Sorridevi. Sorridevi colma di eccitazione ieri sera mentre mi portavi in disparte, al caldo del caminetto, e intorno a noi la festa nella sala comune di Grifondoro era al suo apice. Ti ho seguito curiosa, ma al tempo stesso continuavo a bearmi della felicità in quella sala, orgogliosa di averne contribuito.
“Ieri Scorpius si è dichiarato.”
Cinque parole.
Cinque semplici parole che mi hanno trafitto come uno stiletto impiantato nel cuore che cerca lentamente di trapassarlo.
Poi il colpo di grazia: la tua mano sinistra protesa a mostrarmi un piccolo cerchietto argentato intorno all’indice. Ho smesso di respirare.
Non ti ho mai vista più bella e radiosa come in quel momento, Dominique. Sei sempre stata bellissima, ma la luce dell’amore ti dona particolarmente e accentua la tua bellezza.
Ti ho sorriso. Ho fatto violenza contro me stessa per sorriderti e non urlare.
“Ma, ti prego, tienilo per te” i tuoi occhi ghiacciati mi hanno scrutato con preoccupazione. Hai temuto che il mio sorriso forzato fosse il presagio di un rimprovero?
“Scorpius non vuole che si sappia. Sai, Al e James potrebbero non prenderla bene. Figurati zio Harry o tuo padre e…”.
Perdonami, Dominique, non ti ho ascoltato più. Non sono più riuscita a comprendere i suoni che uscivano dalla tua bella bocca con le labbra sottili, riuscivo solo a immaginare quelle labbra che si posavano avidamente su quelle di qualcun altro. Qualcuno che adesso sto aspettando in quest’aula del terzo piano.
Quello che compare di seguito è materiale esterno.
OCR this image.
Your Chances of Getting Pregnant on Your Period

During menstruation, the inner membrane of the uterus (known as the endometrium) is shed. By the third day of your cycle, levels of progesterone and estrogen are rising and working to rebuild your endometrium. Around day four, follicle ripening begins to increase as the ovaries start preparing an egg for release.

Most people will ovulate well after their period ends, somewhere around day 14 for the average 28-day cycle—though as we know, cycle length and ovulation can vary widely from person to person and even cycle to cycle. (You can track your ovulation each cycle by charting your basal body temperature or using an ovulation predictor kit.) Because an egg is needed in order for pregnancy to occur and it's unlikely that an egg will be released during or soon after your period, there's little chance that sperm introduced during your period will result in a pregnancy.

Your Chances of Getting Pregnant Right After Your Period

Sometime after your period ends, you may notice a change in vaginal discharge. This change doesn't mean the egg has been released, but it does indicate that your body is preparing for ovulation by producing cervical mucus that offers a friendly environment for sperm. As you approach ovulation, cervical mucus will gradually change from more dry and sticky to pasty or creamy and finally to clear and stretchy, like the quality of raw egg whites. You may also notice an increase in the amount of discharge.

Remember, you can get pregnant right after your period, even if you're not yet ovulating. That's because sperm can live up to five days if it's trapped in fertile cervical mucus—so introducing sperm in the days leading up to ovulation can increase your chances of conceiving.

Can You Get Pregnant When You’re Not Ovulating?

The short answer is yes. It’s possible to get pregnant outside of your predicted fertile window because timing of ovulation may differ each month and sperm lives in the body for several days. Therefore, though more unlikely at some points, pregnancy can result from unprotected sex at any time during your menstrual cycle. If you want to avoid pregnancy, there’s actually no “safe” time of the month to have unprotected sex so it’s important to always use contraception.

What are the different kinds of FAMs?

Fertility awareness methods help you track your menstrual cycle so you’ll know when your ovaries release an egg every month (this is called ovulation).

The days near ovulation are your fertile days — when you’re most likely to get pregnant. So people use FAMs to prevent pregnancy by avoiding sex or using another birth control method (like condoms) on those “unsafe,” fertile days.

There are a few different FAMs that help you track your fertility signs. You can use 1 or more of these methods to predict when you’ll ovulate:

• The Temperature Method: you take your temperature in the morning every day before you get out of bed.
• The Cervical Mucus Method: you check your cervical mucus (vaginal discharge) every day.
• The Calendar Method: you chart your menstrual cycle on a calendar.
Quando mi hai mostrato quell’anello, quel piccolo simbolo d’amore, istintivamente ho portato la mano sul mio torace, all’altezza della clavicola.
Il peso dell’anello argentato con la pietra nera era ancora lì, più pesante del solito, come aggravato dalla menzogna.
Non ti ho ascoltato più, non sentivo più niente intorno a me perché, come una stupida, pensavo proprio a questo anello, a questo piccolo pezzo di metallo giunto in allegato con una lettera pochi giorni fa, il giorno del mio compleanno; una lettera vera di notte falsa di giorno, alla luce di questo giorno che mi pone di fronte a uno specchio in cui ho paura di riflettermi.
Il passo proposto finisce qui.